Die Erklärung eines Ausländers, zur Abwendung der Abschiebung sei eine Ausreise in einen anderen Unionsstaat geplant, ist unbeachtlich, solange nicht der Nachweis vorliegt, dass insoweit eine entsprechende Erlaubnis des Mitgliedstaats vorliegt. Es obliegt dem Ausländer, den Nachweis hierfür zu erbringen.  (redaktioneller Leitsatz)

Verfahrensgang

M 9 E 17.320 2017-02-08 Bes VGMUENCHEN VG München

Tenor

I. Die Beschwerde wird zurückgewiesen.
II. Der Antragsteller trägt die Kosten des Beschwerdeverfahrens.
III. Der Streitwert für das Beschwerdeverfahren wird auf 1.250,– Euro festgesetzt.

Gründe

I.
Mit seiner Beschwerde verfolgt der Antragsteller seinen in erster Instanz erfolglosen Antrag auf Anordnung der aufschiebenden Wirkung seines Widerspruchs gegen die Verfügung der Polizeiinspektion Rosenheim vom 4. Januar 2017 weiter, mit der seine Abschiebung nach Algerien angeordnet wird.
Der Antragsteller, ein algerischer Staatsangehöriger, wurde am 4. Januar 2017 im Zug EN 294 Rom-München kontrolliert. Er wies sich mit einem algerischen Reisepass und einer italienischen carta d´identita aus. Einen gültigen Aufenthaltstitel (für Italien) konnte er nicht vorlegen.
Mit Bescheiden vom 4. Januar 2017 stellte die Bundespolizeiinspektion Rosenheim das Bestehen der Ausreisepflicht fest und verfügte die Abschiebung nach Algerien. Das Amtsgericht Rosenheim ordnete mit Beschluss vom 5. Januar 2017 Haft zur Sicherung der Abschiebung an.
Der Antragsteller legte gegen die Abschiebungsanordnung Widerspruch ein. Er habe am 15. Dezember 2016 die Verlängerung seines italienischen Aufenthaltstitels beantragt. Er sei in Eboli gemeldet und gehe dort einer ordnungsgemäßen Beschäftigung nach. Ihm sei daher eine freiwillige Ausreise nach Italien zu ermöglichen.
Den Antrag des Antragstellers vom 24. Januar 2017, der Antragsgegnerin zu gebieten, von Abschiebemaßnahmen gegen ihn bis zur Entscheidung der zuständigen Ausländerbehörde über die Zulässigkeit der beabsichtigten Abschiebung abzusehen, sowie den Hilfsantrag, die aufschiebende Wirkung des Widerspruchs gegen die Verfügung der Bundespolizeiinspektion Rosenheim vom 4. Januar 2017 anzuordnen, lehnte das Verwaltungsgericht München mit Beschluss vom 8. Februar 2017 ab.

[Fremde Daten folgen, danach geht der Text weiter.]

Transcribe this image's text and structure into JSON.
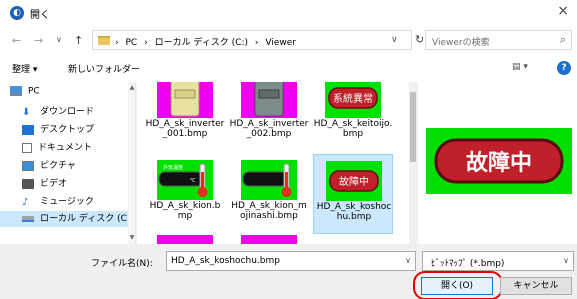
{
  "window": {
    "title": "開く",
    "close": "×"
  },
  "nav": {
    "back": "←",
    "forward": "→",
    "up": "↑",
    "breadcrumbs": [
      "PC",
      "ローカル ディスク (C:)",
      "Viewer"
    ],
    "separator": "›",
    "dropdown": "∨",
    "refresh": "↻",
    "search_placeholder": "Viewerの検索"
  },
  "toolbar": {
    "organize": "整理 ▾",
    "new_folder": "新しいフォルダー",
    "view": "▤ ▾",
    "help": "?"
  },
  "sidebar": {
    "items": [
      {
        "label": "PC",
        "icon": "pc-icon"
      },
      {
        "label": "ダウンロード",
        "icon": "download-icon"
      },
      {
        "label": "デスクトップ",
        "icon": "desktop-icon"
      },
      {
        "label": "ドキュメント",
        "icon": "documents-icon"
      },
      {
        "label": "ピクチャ",
        "icon": "pictures-icon"
      },
      {
        "label": "ビデオ",
        "icon": "videos-icon"
      },
      {
        "label": "ミュージック",
        "icon": "music-icon"
      },
      {
        "label": "ローカル ディスク (C",
        "icon": "drive-icon"
      }
    ]
  },
  "files": [
    {
      "name": "HD_A_sk_inverter\n_001.bmp",
      "thumb": "inverter-yellow"
    },
    {
      "name": "HD_A_sk_inverter\n_002.bmp",
      "thumb": "inverter-gray"
    },
    {
      "name": "HD_A_sk_keitoijo.\nbmp",
      "thumb": "badge",
      "badge_text": "系統異常"
    },
    {
      "name": "HD_A_sk_kion.b\nmp",
      "thumb": "thermo",
      "thermo_text": "外気温度",
      "unit": "℃"
    },
    {
      "name": "HD_A_sk_kion_m\nojinashi.bmp",
      "thumb": "thermo"
    },
    {
      "name": "HD_A_sk_koshoc\nhu.bmp",
      "thumb": "badge",
      "badge_text": "故障中",
      "selected": true
    }
  ],
  "preview": {
    "text": "故障中"
  },
  "bottom": {
    "filename_label": "ファイル名(N):",
    "filename_value": "HD_A_sk_koshochu.bmp",
    "filter_value": "ﾋﾞｯﾄﾏｯﾌﾟ (*.bmp)",
    "open_label": "開く(O)",
    "cancel_label": "キャンセル"
  },
  "colors": {
    "magenta": "#f000f0",
    "green": "#00e000",
    "red_badge": "#c0202a",
    "accent": "#0078d7"
  }
}
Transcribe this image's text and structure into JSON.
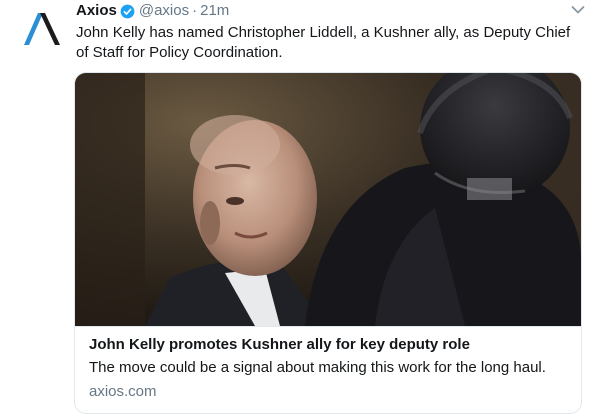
{
  "tweet": {
    "author_name": "Axios",
    "handle": "@axios",
    "separator": "·",
    "time": "21m",
    "text": "John Kelly has named Christopher Liddell, a Kushner ally, as Deputy Chief of Staff for Policy Coordination.",
    "icons": {
      "avatar": "axios-logo-icon",
      "verified": "verified-badge-icon",
      "menu": "chevron-down-icon"
    }
  },
  "card": {
    "title": "John Kelly promotes Kushner ally for key deputy role",
    "description": "The move could be a signal about making this work for the long haul.",
    "domain": "axios.com"
  },
  "colors": {
    "verified": "#1da1f2",
    "secondary_text": "#657786",
    "avatar_blue": "#2c8fd6",
    "avatar_black": "#1b1b1b"
  }
}
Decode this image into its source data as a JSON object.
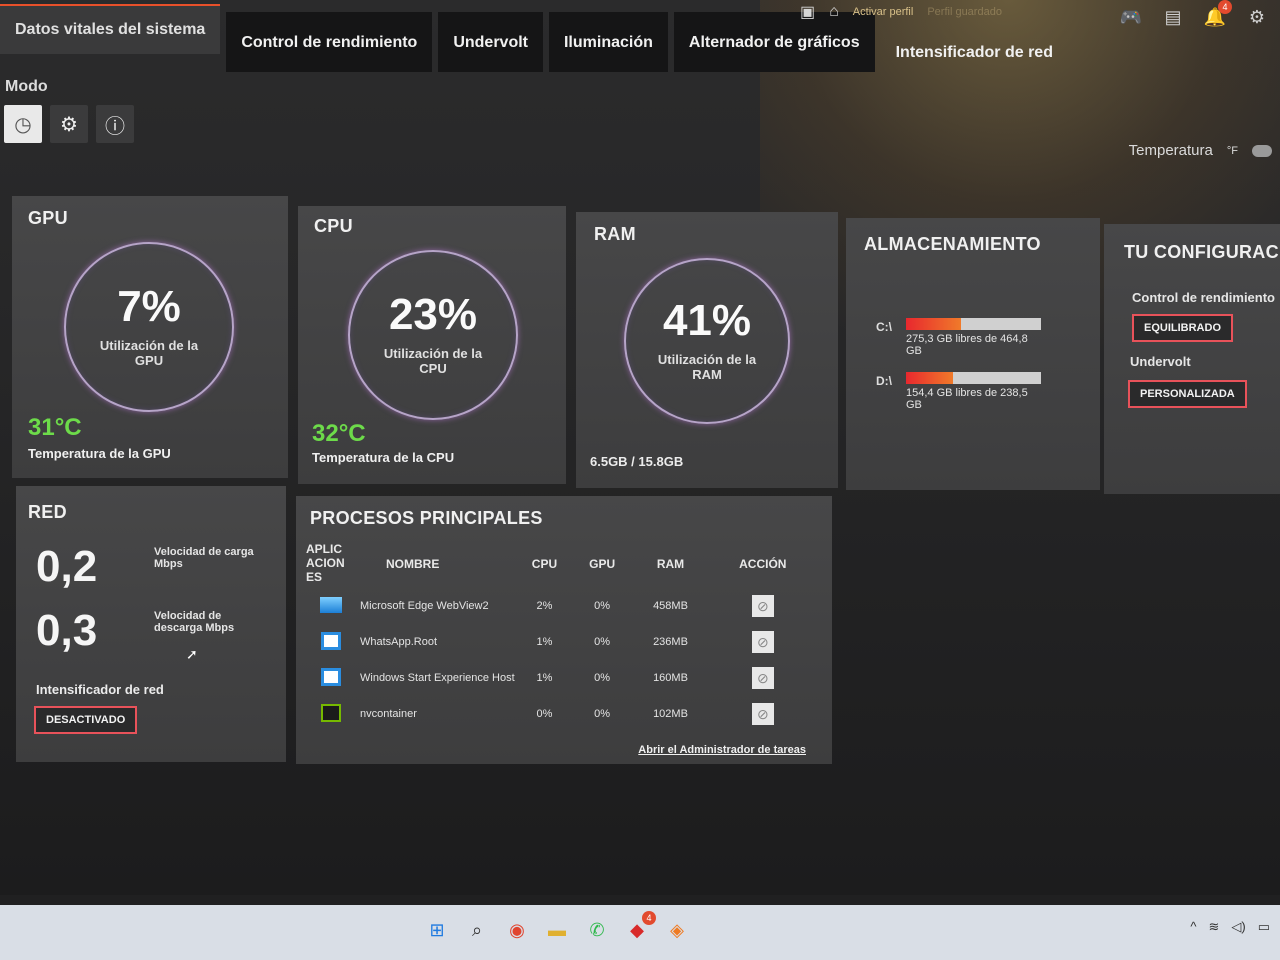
{
  "tabs": [
    {
      "label": "Datos vitales del sistema",
      "active": true
    },
    {
      "label": "Control de rendimiento"
    },
    {
      "label": "Undervolt"
    },
    {
      "label": "Iluminación"
    },
    {
      "label": "Alternador de gráficos"
    },
    {
      "label": "Intensificador de red"
    }
  ],
  "topbar": {
    "activate_profile": "Activar perfil",
    "profile_faded": "Perfil guardado"
  },
  "mode": {
    "label": "Modo"
  },
  "temperature": {
    "label": "Temperatura",
    "unit": "°F"
  },
  "gpu": {
    "title": "GPU",
    "percent": "7%",
    "usage_label": "Utilización de la GPU",
    "temp": "31°C",
    "temp_label": "Temperatura de la GPU"
  },
  "cpu": {
    "title": "CPU",
    "percent": "23%",
    "usage_label": "Utilización de la CPU",
    "temp": "32°C",
    "temp_label": "Temperatura de la CPU"
  },
  "ram": {
    "title": "RAM",
    "percent": "41%",
    "usage_label": "Utilización de la RAM",
    "amount": "6.5GB / 15.8GB"
  },
  "storage": {
    "title": "ALMACENAMIENTO",
    "drives": [
      {
        "letter": "C:\\",
        "info": "275,3 GB libres de 464,8 GB",
        "used_fraction": 0.41
      },
      {
        "letter": "D:\\",
        "info": "154,4 GB libres de 238,5 GB",
        "used_fraction": 0.35
      }
    ]
  },
  "config": {
    "title": "TU CONFIGURACI",
    "perf_label": "Control de rendimiento",
    "perf_value": "EQUILIBRADO",
    "undervolt_label": "Undervolt",
    "undervolt_value": "PERSONALIZADA"
  },
  "network": {
    "title": "RED",
    "upload_value": "0,2",
    "upload_label": "Velocidad de carga Mbps",
    "download_value": "0,3",
    "download_label": "Velocidad de descarga Mbps",
    "boost_label": "Intensificador de red",
    "boost_value": "DESACTIVADO"
  },
  "processes": {
    "title": "PROCESOS PRINCIPALES",
    "columns": {
      "app": "APLIC ACION ES",
      "name": "NOMBRE",
      "cpu": "CPU",
      "gpu": "GPU",
      "ram": "RAM",
      "action": "ACCIÓN"
    },
    "rows": [
      {
        "name": "Microsoft Edge WebView2",
        "cpu": "2%",
        "gpu": "0%",
        "ram": "458MB",
        "icon": "edge-webview-icon"
      },
      {
        "name": "WhatsApp.Root",
        "cpu": "1%",
        "gpu": "0%",
        "ram": "236MB",
        "icon": "window-app-icon"
      },
      {
        "name": "Windows Start Experience Host",
        "cpu": "1%",
        "gpu": "0%",
        "ram": "160MB",
        "icon": "window-app-icon"
      },
      {
        "name": "nvcontainer",
        "cpu": "0%",
        "gpu": "0%",
        "ram": "102MB",
        "icon": "nvidia-icon"
      }
    ],
    "link": "Abrir el Administrador de tareas"
  },
  "notifications": {
    "count": "4"
  },
  "taskbar_badge": "4",
  "colors": {
    "accent": "#e8502a",
    "temp_green": "#6ddb4a",
    "button_border": "#e8525a"
  }
}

Der Antrag auf vorläufigen Rechtsschutz habe weder im Hauptnoch im Hilfsantrag Erfolg. Der Antragsteller sei vollziehbar ausreisepflichtig. Der Erlass einer Abschiebungsanordnung nach Algerien ohne Gewährung einer Frist zur freiwilligen Ausreise sei nicht zu beanstanden. Die Voraussetzungen des § 50 Abs. 3 Satz 1 AufenthG für eine Ausreise nach Italien lägen nicht vor, da der Antragsteller nicht hinreichend belegt habe, dass seine Einreise nach und der Aufenthalt in Italien erlaubt seien. Sein italienischer Aufenthaltstitel sei abgelaufen. Die vom Antragsteller dargelegten Bemühungen um eine Verlängerung des Aufenthaltstitels änderten daran nichts. Zum einen seien die Angaben zu seiner Beschäftigung in Italien in hohem Maße ungereimt. Zum anderen müsse er nachweisen, dass die Stellung des Verlängerungsantrags ihm ein (Wieder-)Einreiserecht nach Italien verleihe. Schließlich gehe auch bei einer Interessenabwägung das Vollzugsinteresse der Antragsgegnerin vor. Es gehe lediglich um die Frage, ob der Antragsteller nach Italien oder Algerien abgeschoben werde. Eine Abschiebung nach Algerien treffe ihn nicht unverhältnismäßig. Er habe selbst geltend gemacht, dass er seine Mutter und seinen Vater regelmäßig in Algerien besuche und dort alles gut sei.
Zur Begründung seiner Beschwerde bringt der Antragsteller vor, dass er in der Zwischenzeit eine Kopie seines italienischen Aufenthaltstitels habe beschaffen können. Er sei bei der Neuerteilung des Heimatpasses in der algerischen Botschaft hinterlegt worden. Er sei der Auffassung, dass damit sein berechtigter Aufenthalt für Italien nachgewiesen sei. Die Tatsache, dass die italienischen Behörden nicht auf die Rechercheanfrage der Antragsgegnerin reagiert hätten, lasse nicht den Rückschluss zu, dass die vorgelegten Antragsunterlagen möglicherweise gefälscht seien. Die Verlängerung seiner Aufenthaltserlaubnis in Italien sei sichergestellt. Seine Abschiebung nach Italien komme als realistische Möglichkeit in Betracht, so dass sein Suspensivinteresse überwiege.
Die Antragsgegnerin verwies im Beschwerdeverfahren auf eine aktuelle Auskunft der italienischen Behörden, wonach der Antragsteller seit dem 4. November 2016 keinen gültigen Aufenthaltstitel mehr besitze und Anträge auf Verlängerung nicht bekannt seien.
Ergänzend wird auf die vorgelegten Behördenakten und die Gerichtsakten verwiesen.
II.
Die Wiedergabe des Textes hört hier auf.